Жил Маркел небогато. В избе кухня и горница заодно. Кровать с высокой горой подушек. На сундуке тканый лоскутный коврик. Посудный шкаф за ситцевой занавеской. И в углу умывальник, тоже за занавеской. Но все ухожено, чисто. Половицы и лавки вдоль стен промыты до желтизны. Беленые стены, белая печь. Печурки с любовью обведены синькой.
— Бобыльствую, как могу. Садитесь, ради христа. Настоечка у меня морошковая. С осени залил, – Маркел подавал на стол капусту квашеную, треску вареную, вилки. Стол выскоблен чисто. Настойка в пузатой бутылке.
Маркел налил из нее в рюмки на тонких ножках. И пока садился, приноравливаясь ногой, Андрей смотрел на него. "Не старый еще. Может, как Сулль. Меня лет на десять старше, не более. Как же уйти? Ведь ждет, а я причину выдумать не могу. Мир не нарушить бы. Скажу – опьянел, дескать. На улицу надо, мол, походить. А пока в разговоры тут не встревать".
— С возвращением всех вас, – глаза Маркела на миг затуманились, – с удачей!
— Спасибо, Маркел, – сказал Афанасий.
Выпили.
— Я рад, что вы у меня сидите. Что вижу тебя, Афанасий, в здравии, – говорил Маркел. Он все на Смолькова поглядывал. – И что они вот тоже здоровы – рад.

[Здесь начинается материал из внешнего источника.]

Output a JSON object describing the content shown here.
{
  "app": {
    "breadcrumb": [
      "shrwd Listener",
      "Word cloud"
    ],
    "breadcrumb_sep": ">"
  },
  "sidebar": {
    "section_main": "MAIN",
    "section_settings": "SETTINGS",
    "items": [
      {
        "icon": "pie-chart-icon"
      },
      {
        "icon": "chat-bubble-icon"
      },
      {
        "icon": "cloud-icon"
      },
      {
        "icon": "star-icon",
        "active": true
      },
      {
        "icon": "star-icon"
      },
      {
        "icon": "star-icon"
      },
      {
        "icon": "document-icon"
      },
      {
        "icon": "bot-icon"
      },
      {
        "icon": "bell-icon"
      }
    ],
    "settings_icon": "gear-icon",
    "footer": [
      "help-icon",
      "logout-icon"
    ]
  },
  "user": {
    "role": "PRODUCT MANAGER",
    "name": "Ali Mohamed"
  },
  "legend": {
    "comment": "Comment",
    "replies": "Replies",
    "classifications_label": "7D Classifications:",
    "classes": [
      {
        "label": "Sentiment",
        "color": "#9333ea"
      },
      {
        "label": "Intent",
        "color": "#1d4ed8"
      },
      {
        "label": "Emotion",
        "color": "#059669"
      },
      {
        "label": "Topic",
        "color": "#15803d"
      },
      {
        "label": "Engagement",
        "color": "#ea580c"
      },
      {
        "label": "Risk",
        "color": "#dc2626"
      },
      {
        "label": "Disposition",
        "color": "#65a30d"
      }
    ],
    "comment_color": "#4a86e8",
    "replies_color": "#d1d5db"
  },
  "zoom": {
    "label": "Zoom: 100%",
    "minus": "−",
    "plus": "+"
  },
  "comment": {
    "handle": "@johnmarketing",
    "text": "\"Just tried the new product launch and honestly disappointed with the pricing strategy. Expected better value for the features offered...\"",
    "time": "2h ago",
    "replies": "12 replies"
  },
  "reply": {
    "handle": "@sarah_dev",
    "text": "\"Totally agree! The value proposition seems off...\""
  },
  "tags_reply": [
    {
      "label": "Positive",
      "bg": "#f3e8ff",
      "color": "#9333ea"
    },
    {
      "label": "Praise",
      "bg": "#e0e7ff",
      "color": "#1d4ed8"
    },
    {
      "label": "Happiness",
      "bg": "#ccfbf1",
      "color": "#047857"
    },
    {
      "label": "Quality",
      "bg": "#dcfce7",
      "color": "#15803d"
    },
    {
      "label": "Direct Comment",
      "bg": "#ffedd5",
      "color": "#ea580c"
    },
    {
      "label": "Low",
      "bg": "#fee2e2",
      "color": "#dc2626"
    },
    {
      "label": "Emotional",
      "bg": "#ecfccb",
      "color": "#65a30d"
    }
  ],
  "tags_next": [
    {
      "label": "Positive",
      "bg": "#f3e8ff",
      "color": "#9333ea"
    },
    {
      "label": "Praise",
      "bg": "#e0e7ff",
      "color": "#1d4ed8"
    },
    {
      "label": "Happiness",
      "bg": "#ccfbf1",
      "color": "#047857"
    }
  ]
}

— Спасибо, Маркел, – сказал Афанасий.
– Расскажите же, как сходили? Как там было на лову? Ходили-то на паях?
– Как покрученники ходили. Две трети Суллю. Харч и снасти его.
– Не много же вам.
Говорил так, будто сам не ходил с Суллем.
— Не много, да ведь кольские хозяева покрута тоже берут две части из трех, и за харч еще при расчете удерживают. А сами не ходят. Сидят по домам с бабами да считают по осени барыши. А Сулль с нами на равных ломил.
– А риску сколько?
– Риск на всех одинаковый.
– Сколько же вышло у вас на брата?
– Ходить на акул стоит, – уклончиво сказал Афанасий.
– А все же?
– Сулль, если продаст удачно, говорил – шхунку думает приобрести.
– Ишь ты-ы! А коляне рыбкой все промышляют. Ею лишь кормятся.
– Умственности в них нет, – захохотал Афанасий. – И кабак на самой дороге. А Сулль мозговит. Знает, как деньги брать.
– И кому нужны эти шкуры поганые? Ни на себя их, ни под себя. Ни проку, ни красоты для глазу. А поди ж ты, деньги какие!